Update README.md

bb1e4e2 verified 13 days ago

4.03 kB

	---
	license: apache-2.0
	language:
	- en
	base_model:
	- answerdotai/ModernBERT-base
	pipeline_tag: text-classification
	library_name: transformers
	tags:
	- modernbert
	- m-bert
	---
	# MBERT Context Specifier

	MBERT Context Specifier with 150M params is a text-based context labeler or classifier trained using the modernized bidirectional encoder-only Transformer model (BERT-style). This model is pre-trained on 2 trillion tokens of English and code data, with a native context length of up to 8,192 tokens. It incorporates the following features:

	1. Rotary Positional Embeddings (RoPE): Enables long-context support.
	2. Local-Global Alternating Attention: Enhances efficiency when processing long inputs.
	3. Unpadding and Flash Attention: Optimizes efficient inference.

	ModernBERT’s native long-context length makes it ideal for tasks requiring the processing of lengthy documents, such as retrieval, classification, and semantic search within large corpora.

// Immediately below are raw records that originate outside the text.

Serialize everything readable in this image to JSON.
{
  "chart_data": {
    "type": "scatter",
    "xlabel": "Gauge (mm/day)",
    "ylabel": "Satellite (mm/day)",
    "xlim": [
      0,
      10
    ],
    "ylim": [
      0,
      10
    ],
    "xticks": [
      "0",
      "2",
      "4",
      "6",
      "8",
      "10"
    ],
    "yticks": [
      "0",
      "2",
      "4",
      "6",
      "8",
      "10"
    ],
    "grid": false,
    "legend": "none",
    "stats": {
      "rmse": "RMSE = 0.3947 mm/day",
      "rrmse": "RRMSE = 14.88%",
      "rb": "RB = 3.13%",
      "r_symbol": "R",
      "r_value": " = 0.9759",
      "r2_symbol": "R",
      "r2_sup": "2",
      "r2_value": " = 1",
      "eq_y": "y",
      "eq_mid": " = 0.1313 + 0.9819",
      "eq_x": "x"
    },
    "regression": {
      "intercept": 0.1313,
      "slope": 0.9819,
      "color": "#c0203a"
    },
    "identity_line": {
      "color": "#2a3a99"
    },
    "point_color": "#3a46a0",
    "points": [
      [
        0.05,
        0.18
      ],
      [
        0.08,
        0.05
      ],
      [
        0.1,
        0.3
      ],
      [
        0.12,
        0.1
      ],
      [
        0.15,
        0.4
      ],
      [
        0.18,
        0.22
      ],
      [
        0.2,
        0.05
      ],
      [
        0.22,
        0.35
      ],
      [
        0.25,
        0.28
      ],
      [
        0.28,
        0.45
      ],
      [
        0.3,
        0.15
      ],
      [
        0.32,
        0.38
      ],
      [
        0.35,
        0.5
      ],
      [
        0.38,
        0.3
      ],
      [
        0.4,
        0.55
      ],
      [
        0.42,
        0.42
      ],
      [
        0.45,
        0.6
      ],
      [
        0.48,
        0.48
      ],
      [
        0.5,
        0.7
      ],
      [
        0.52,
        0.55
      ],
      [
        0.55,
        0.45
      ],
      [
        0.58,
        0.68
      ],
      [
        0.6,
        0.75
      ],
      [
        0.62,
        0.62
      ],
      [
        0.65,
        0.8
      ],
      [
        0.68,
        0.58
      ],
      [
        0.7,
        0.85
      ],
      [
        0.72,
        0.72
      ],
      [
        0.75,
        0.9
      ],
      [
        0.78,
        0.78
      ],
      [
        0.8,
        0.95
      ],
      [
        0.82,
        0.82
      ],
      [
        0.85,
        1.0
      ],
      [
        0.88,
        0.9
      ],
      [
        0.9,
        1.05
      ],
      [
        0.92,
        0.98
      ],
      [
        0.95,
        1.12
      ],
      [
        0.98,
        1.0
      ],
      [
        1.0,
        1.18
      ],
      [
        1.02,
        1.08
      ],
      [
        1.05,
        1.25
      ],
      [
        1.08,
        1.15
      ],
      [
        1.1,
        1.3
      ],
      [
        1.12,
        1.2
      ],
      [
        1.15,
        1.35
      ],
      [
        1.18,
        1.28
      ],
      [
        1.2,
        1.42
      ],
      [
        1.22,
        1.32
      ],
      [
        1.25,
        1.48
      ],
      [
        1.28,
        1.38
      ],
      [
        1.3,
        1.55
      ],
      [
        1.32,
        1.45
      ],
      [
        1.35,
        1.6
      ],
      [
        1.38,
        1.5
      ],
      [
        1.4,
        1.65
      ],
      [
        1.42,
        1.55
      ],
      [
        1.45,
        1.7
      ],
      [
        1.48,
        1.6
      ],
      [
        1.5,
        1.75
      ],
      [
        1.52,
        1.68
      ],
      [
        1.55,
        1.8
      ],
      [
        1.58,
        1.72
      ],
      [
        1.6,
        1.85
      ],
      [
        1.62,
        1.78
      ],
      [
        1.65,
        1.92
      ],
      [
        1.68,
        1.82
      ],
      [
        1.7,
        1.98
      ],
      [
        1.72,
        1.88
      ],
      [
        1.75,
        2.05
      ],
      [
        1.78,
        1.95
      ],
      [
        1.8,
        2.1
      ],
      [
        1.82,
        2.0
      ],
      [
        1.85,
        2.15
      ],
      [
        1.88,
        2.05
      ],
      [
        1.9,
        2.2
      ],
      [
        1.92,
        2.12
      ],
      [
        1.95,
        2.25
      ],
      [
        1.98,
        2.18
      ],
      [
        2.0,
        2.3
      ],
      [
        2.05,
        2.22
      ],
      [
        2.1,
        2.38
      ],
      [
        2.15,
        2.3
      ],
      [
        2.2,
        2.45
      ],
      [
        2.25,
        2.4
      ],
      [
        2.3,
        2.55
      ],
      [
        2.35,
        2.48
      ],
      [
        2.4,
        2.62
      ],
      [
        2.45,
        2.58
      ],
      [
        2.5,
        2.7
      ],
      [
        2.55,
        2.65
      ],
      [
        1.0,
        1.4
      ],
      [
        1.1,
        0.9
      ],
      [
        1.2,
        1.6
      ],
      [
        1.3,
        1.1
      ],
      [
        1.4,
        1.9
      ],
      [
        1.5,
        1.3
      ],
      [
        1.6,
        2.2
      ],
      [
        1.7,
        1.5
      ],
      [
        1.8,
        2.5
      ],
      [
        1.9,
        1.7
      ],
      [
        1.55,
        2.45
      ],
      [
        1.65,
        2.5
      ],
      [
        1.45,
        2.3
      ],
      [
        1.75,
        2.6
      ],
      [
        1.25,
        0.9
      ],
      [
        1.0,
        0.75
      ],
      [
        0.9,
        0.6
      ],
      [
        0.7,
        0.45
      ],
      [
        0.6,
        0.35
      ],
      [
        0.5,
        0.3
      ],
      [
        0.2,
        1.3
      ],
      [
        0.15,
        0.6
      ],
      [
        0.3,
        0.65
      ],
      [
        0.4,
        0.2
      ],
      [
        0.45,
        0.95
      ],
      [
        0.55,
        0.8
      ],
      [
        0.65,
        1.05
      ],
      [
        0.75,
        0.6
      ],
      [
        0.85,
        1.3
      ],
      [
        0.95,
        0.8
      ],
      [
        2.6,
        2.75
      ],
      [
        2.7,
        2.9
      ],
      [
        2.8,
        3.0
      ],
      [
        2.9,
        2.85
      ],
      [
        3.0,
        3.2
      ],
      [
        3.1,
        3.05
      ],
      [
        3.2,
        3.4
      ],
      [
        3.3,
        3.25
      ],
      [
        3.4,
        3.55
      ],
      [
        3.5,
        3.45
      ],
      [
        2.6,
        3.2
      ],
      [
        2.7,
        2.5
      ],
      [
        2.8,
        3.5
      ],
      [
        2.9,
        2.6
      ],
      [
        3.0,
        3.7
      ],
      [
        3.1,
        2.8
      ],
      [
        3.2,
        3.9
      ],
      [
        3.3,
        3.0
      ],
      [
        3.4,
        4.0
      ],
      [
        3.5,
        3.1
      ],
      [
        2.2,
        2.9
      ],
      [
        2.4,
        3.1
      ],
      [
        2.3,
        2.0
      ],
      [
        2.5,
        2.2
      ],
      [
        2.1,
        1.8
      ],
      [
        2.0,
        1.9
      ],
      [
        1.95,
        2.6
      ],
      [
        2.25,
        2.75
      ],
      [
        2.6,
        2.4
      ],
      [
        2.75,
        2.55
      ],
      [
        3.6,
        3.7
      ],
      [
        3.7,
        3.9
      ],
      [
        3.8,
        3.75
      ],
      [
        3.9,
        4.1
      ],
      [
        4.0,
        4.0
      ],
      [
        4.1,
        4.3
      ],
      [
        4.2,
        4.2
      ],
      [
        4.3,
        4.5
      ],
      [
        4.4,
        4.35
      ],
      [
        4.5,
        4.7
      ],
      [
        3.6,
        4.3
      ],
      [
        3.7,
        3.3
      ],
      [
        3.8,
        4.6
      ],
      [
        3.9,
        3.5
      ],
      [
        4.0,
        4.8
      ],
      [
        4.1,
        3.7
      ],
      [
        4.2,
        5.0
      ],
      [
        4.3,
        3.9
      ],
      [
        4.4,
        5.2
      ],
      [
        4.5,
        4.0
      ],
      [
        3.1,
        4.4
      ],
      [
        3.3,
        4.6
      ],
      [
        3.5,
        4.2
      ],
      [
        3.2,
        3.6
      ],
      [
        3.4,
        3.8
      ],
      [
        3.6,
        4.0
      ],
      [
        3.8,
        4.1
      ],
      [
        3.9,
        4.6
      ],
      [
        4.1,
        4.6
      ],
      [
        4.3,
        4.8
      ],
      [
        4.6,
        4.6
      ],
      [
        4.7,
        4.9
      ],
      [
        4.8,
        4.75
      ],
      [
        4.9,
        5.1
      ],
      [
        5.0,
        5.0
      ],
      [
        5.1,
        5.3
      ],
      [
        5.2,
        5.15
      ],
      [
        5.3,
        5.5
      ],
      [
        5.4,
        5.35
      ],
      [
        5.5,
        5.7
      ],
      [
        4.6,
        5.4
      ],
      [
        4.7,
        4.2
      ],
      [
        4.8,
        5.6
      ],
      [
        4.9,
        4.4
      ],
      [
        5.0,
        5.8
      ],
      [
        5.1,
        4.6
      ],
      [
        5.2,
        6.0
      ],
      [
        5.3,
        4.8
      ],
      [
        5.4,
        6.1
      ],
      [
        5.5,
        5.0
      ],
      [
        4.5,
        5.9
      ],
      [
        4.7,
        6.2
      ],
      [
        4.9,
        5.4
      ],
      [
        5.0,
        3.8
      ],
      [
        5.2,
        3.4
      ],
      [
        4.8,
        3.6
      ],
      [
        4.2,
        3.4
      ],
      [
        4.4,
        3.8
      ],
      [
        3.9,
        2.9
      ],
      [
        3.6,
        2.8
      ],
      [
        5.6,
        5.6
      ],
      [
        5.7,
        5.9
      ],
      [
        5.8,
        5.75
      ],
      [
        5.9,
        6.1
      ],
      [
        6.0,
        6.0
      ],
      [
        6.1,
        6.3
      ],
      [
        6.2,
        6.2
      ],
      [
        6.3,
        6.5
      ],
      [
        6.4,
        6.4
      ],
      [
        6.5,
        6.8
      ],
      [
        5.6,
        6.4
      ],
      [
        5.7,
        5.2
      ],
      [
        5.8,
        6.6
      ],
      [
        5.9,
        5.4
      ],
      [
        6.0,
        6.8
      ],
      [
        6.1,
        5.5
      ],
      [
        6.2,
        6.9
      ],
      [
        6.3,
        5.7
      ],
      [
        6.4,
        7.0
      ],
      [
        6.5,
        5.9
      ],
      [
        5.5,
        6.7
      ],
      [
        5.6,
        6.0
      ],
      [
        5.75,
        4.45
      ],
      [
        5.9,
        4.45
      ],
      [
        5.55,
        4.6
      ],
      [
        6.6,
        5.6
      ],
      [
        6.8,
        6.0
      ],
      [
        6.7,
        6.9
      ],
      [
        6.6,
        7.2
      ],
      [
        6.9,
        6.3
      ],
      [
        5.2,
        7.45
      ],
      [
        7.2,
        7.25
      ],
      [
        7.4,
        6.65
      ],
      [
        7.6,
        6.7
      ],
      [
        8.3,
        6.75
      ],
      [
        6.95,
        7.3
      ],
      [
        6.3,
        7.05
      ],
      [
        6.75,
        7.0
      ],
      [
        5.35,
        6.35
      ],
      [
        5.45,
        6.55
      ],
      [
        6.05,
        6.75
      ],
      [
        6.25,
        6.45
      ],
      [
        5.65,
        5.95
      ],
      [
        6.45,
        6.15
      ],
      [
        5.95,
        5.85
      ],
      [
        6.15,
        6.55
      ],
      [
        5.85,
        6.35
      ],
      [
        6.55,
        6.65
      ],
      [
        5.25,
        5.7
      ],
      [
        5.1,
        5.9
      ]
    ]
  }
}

The model was trained on a vast dataset of text and code, making it suitable for a wide range of downstream tasks, including code retrieval and hybrid (text + code) semantic search.

	# Run inference

	```python
	from transformers import pipeline

	# load model from huggingface.co/models using our repository id
	classifier = pipeline(
	task="text-classification",
	model="prithivMLmods/MBERT-Context-Specifier",
	device=0,
	)

	sample = "The global market for sustainable technologies has seen rapid growth over the past decade as businesses increasingly prioritize environmental sustainability."

	classifier(sample)
	```
	# Intended Use

	The MBERT Context Specifier is designed for the following purposes:

	1. Text and Code Classification:
	- Assigning contextual labels to large text or code inputs.
	- Suitable for tasks requiring semantic understanding of both text and code.

	2. Long-Document Processing:
	- Ideal for tasks like document retrieval, summarization, and classification within lengthy documents (up to 8,192 tokens).

	3. Semantic Search:
	- Enables semantic understanding and hybrid (text + code) searches across large corpora.
	- Applicable in industries requiring domain-specific retrieval tasks (e.g., legal, healthcare, and finance).

	4. Code Retrieval and Documentation:
	- Retrieving relevant code snippets or understanding context in large repositories of codebases and technical documentation.

	5. Language Understanding and Analysis:
	- General-purpose tasks like question answering, summarization, and sentiment analysis over large text inputs.

	6. Efficient Inference with Long Contexts:
	- Optimized for scenarios requiring efficient processing of large inputs with minimal computational overhead, thanks to Flash Attention and RoPE.

	# Limitations

	1. Domain-Specific Performance:
	- While pre-trained on a large corpus of text and code, MBERT may require fine-tuning for niche or highly specialized domains to achieve optimal performance.

	2. Tokenization Constraints:
	- Inputs exceeding the 8,192-token limit will need truncation or intelligent preprocessing to avoid losing critical information.

	3. Bias in Training Data:
	- The pre-training data (text + code) may include biases from the source corpora, leading to biased classifications or retrievals in certain contexts.

	4. Code-Specific Challenges:
	- While MBERT supports code understanding, it may struggle with niche programming languages or highly domain-specific coding standards without fine-tuning.

	5. Inference Costs on Resource-Constrained Devices:
	- Processing long-context inputs can be computationally expensive, making MBERT less suitable for edge devices or environments with limited computational resources.

	6. Multilingual Support:
	- While optimized for English and code, MBERT may perform sub-optimally for other languages unless explicitly fine-tuned on multilingual datasets.